To ensure that the staff didn’t know which patients could hear music, everyone in the study wore headphones during the test. Patients had similar histories, including hypertension and diabetes, and most were Hispanic, which reflects the population where the study took place. There were more women than men in both the music and control groups (61.2% and 66.7%).
A treadmill stress test is not easy. Under a standardized protocol, both the speed and incline increase every 3 minutes for a maximum of 20 minutes, and most healthy people start to feel some strain after 6 minutes. In the study, the average absolute time for the music group was 505.8 seconds, compared with 455.2 seconds for the control group. The difference is significant, Shami said.
Why is a longer stress test important?
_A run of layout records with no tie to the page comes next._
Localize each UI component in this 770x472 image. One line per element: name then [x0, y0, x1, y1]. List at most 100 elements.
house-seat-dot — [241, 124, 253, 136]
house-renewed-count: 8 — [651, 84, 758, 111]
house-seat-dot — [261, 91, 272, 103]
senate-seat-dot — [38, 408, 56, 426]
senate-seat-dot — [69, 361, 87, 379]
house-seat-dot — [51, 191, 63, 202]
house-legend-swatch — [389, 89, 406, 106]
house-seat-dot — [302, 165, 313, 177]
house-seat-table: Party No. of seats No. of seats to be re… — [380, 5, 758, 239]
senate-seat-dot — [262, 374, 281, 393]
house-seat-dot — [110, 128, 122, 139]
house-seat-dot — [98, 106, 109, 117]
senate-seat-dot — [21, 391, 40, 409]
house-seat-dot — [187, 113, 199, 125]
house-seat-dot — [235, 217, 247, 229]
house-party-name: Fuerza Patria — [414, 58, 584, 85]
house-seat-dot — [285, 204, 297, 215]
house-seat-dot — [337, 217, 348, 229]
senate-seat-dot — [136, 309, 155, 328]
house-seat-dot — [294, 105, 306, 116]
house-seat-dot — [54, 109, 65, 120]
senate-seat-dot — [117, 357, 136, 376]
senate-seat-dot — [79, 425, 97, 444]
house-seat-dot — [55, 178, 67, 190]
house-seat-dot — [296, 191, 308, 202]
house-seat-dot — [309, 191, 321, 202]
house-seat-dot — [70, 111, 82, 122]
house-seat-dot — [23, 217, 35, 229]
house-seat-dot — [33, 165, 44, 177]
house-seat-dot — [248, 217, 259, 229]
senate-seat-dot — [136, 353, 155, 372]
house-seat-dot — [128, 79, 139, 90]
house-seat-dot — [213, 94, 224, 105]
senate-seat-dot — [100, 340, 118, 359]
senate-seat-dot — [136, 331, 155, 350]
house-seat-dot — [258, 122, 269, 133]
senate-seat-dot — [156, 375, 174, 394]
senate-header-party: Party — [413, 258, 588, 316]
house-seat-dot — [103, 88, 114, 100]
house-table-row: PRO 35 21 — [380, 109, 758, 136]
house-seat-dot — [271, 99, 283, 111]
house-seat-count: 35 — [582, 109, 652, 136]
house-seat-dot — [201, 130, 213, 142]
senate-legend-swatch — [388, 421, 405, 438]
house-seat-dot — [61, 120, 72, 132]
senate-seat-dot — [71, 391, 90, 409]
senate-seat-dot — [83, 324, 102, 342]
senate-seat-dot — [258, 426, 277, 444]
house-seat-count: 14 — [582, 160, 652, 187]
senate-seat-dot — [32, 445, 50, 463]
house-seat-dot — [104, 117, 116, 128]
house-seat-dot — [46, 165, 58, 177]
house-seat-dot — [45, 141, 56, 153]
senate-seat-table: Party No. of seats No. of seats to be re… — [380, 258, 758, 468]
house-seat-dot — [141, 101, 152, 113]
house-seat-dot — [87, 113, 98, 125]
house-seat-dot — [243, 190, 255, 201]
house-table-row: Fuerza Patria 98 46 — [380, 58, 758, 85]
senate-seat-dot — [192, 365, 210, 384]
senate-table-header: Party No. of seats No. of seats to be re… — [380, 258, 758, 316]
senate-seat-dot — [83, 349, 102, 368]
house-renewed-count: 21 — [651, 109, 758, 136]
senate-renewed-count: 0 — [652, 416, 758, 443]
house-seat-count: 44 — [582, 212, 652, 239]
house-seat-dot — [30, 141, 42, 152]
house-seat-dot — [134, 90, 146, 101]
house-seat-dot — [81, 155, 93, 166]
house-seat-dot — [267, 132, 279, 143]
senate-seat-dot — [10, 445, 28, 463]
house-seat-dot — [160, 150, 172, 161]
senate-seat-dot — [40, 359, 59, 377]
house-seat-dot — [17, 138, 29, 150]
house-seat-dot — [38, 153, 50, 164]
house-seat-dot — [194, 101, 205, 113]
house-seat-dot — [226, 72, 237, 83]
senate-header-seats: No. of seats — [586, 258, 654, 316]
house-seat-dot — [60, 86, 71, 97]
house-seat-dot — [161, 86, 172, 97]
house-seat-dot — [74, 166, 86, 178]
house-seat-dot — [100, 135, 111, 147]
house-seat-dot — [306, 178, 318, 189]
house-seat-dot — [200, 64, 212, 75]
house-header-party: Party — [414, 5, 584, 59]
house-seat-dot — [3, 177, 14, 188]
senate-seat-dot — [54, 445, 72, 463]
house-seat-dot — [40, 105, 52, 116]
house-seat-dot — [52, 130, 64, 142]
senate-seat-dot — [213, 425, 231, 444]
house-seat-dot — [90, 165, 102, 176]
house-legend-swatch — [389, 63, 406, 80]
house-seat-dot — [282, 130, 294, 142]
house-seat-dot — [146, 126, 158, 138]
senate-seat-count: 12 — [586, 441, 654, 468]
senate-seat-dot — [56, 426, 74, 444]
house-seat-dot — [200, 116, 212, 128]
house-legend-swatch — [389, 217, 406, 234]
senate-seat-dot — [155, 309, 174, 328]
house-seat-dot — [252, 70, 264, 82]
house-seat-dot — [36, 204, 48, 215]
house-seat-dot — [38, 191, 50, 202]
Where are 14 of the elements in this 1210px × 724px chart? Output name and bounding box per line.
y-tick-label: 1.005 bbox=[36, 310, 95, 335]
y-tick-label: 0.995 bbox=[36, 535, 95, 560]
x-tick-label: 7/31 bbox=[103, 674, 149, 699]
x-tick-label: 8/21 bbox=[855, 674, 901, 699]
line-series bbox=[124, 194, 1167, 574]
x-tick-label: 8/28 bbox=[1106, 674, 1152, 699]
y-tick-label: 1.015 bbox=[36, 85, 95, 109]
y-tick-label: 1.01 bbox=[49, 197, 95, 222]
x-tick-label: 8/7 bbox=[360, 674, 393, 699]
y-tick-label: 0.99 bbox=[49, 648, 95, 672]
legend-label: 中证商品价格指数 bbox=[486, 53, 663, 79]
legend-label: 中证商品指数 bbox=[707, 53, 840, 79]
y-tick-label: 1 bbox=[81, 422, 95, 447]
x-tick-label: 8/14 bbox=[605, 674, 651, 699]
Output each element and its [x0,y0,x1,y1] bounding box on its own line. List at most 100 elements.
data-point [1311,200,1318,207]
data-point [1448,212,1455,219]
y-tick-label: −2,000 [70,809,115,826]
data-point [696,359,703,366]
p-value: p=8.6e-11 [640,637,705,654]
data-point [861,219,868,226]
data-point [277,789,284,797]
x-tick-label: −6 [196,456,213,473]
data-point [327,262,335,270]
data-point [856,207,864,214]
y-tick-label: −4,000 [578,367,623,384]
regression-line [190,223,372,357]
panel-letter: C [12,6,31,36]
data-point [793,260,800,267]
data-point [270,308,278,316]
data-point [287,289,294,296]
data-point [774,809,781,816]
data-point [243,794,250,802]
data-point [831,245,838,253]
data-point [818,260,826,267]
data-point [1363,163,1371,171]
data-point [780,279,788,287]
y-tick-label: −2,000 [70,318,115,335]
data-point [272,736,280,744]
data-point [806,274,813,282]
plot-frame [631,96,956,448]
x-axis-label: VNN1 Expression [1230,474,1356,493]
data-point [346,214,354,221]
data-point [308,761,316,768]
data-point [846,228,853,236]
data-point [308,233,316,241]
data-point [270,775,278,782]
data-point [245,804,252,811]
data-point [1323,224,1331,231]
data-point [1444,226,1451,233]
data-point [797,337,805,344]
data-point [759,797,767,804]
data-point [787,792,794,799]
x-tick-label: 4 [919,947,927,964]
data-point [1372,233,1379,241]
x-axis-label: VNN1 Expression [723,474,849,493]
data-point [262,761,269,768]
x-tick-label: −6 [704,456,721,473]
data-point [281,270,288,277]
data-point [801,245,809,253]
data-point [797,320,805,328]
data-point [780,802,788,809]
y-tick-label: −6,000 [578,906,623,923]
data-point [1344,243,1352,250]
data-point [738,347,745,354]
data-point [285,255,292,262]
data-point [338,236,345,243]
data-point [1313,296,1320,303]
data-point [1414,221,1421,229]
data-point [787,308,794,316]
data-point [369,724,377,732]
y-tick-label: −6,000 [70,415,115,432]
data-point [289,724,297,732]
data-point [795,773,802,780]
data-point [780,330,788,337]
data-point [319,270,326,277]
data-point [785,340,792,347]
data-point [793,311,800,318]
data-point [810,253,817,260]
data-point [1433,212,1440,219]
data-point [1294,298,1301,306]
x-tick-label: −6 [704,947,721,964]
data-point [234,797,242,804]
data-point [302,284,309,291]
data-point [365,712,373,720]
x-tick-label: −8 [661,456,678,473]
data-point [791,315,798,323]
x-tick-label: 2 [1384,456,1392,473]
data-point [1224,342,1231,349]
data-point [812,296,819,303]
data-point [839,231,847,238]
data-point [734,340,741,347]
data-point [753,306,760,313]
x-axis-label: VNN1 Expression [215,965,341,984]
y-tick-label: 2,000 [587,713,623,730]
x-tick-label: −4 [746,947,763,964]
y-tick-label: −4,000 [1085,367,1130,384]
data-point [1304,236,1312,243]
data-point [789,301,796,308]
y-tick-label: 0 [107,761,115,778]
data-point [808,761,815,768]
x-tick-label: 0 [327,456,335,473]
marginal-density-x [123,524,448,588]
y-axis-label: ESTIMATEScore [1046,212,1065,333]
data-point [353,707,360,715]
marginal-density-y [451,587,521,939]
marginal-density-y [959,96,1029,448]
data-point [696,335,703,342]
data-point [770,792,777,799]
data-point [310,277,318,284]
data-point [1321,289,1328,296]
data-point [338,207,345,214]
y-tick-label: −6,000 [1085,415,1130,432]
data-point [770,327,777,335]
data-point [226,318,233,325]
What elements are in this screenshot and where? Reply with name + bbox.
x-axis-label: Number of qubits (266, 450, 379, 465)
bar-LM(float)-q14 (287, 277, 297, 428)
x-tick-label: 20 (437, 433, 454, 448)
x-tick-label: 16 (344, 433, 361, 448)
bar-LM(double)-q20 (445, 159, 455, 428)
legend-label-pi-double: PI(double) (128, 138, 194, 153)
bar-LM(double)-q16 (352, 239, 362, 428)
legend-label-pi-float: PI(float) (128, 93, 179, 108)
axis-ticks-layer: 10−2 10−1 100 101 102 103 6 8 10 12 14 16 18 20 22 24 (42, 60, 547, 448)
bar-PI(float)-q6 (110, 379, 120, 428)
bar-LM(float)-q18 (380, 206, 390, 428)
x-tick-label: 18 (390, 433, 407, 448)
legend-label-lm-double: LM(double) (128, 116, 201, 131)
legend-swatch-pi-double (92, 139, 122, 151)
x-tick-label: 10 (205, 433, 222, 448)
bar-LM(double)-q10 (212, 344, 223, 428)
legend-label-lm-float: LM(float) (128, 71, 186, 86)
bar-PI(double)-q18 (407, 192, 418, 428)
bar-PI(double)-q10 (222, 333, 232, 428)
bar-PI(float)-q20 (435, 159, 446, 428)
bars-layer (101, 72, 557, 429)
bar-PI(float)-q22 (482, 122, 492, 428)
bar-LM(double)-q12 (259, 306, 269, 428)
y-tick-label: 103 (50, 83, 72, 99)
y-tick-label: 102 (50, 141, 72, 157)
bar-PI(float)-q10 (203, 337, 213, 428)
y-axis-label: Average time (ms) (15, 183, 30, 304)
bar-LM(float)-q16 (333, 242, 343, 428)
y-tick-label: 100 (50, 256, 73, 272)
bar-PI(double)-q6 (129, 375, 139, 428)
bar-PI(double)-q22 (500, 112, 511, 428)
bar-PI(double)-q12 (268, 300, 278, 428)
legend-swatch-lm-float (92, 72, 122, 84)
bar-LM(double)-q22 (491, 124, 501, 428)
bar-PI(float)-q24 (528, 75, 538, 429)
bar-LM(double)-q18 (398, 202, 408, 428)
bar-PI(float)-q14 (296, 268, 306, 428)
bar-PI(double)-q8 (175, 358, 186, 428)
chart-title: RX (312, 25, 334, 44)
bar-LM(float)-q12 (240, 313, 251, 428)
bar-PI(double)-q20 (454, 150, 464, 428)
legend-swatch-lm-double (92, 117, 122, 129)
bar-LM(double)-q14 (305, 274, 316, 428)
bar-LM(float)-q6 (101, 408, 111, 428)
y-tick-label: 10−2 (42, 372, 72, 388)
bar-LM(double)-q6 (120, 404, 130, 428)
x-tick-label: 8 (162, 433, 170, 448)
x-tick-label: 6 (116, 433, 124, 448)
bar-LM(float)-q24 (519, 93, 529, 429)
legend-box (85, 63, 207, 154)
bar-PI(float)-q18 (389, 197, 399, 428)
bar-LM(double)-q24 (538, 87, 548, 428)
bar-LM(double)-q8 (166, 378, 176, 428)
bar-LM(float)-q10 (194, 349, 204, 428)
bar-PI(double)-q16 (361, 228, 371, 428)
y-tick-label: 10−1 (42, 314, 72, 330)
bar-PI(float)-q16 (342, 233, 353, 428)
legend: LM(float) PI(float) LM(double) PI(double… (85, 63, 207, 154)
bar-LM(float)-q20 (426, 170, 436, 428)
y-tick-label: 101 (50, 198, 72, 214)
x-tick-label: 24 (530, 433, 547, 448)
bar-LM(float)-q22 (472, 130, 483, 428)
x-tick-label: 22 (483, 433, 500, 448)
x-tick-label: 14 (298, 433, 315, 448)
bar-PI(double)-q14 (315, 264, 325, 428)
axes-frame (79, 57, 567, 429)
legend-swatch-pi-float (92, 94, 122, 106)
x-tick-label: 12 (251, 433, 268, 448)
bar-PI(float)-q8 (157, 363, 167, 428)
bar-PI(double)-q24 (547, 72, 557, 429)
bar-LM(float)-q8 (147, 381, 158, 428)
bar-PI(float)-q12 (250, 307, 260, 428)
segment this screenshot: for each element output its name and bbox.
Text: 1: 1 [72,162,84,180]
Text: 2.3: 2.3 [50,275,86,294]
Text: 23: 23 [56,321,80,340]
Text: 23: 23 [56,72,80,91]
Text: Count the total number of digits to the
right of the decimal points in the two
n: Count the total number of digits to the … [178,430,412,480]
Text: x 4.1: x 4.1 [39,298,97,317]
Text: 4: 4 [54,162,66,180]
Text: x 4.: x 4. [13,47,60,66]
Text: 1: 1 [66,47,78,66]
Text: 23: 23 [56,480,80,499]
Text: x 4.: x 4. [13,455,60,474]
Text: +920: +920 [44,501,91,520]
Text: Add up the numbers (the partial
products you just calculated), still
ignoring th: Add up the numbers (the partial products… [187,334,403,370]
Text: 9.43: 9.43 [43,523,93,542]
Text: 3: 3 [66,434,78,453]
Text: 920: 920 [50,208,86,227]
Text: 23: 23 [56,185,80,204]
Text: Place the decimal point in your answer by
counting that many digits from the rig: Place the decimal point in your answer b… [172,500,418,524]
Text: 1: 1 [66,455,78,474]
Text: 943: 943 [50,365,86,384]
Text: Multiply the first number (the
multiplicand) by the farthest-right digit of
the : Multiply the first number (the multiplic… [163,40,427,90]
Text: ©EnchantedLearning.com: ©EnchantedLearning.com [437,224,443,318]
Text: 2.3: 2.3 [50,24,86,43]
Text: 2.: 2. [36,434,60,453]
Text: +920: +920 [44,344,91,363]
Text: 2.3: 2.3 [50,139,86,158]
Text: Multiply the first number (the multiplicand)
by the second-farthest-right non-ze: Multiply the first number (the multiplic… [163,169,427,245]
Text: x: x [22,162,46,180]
Cardiac stress tests show a person’s fitness level, assess the heart’s response to exercise, and help diagnose blocked arteries. The harder the heart works, the more likely the test is to reveal underlying problems. Cholesterol that is blocking an artery may not prevent blood flow when the heart is working at its normal pace, but it could show up if the heart is stressed during exercise.
“At least on a small scale, this study provides some evidence that music may help serve as an extra tool to help motivate someone to exercise more,” Shami said. One limitation is that everyone in the study listened to the same Latin music—those allowed to pick their own music might be more motivated to exercise longer.
The ACC Scientific Session takes place March 9 to 12, 2018, in Orlando, Florida.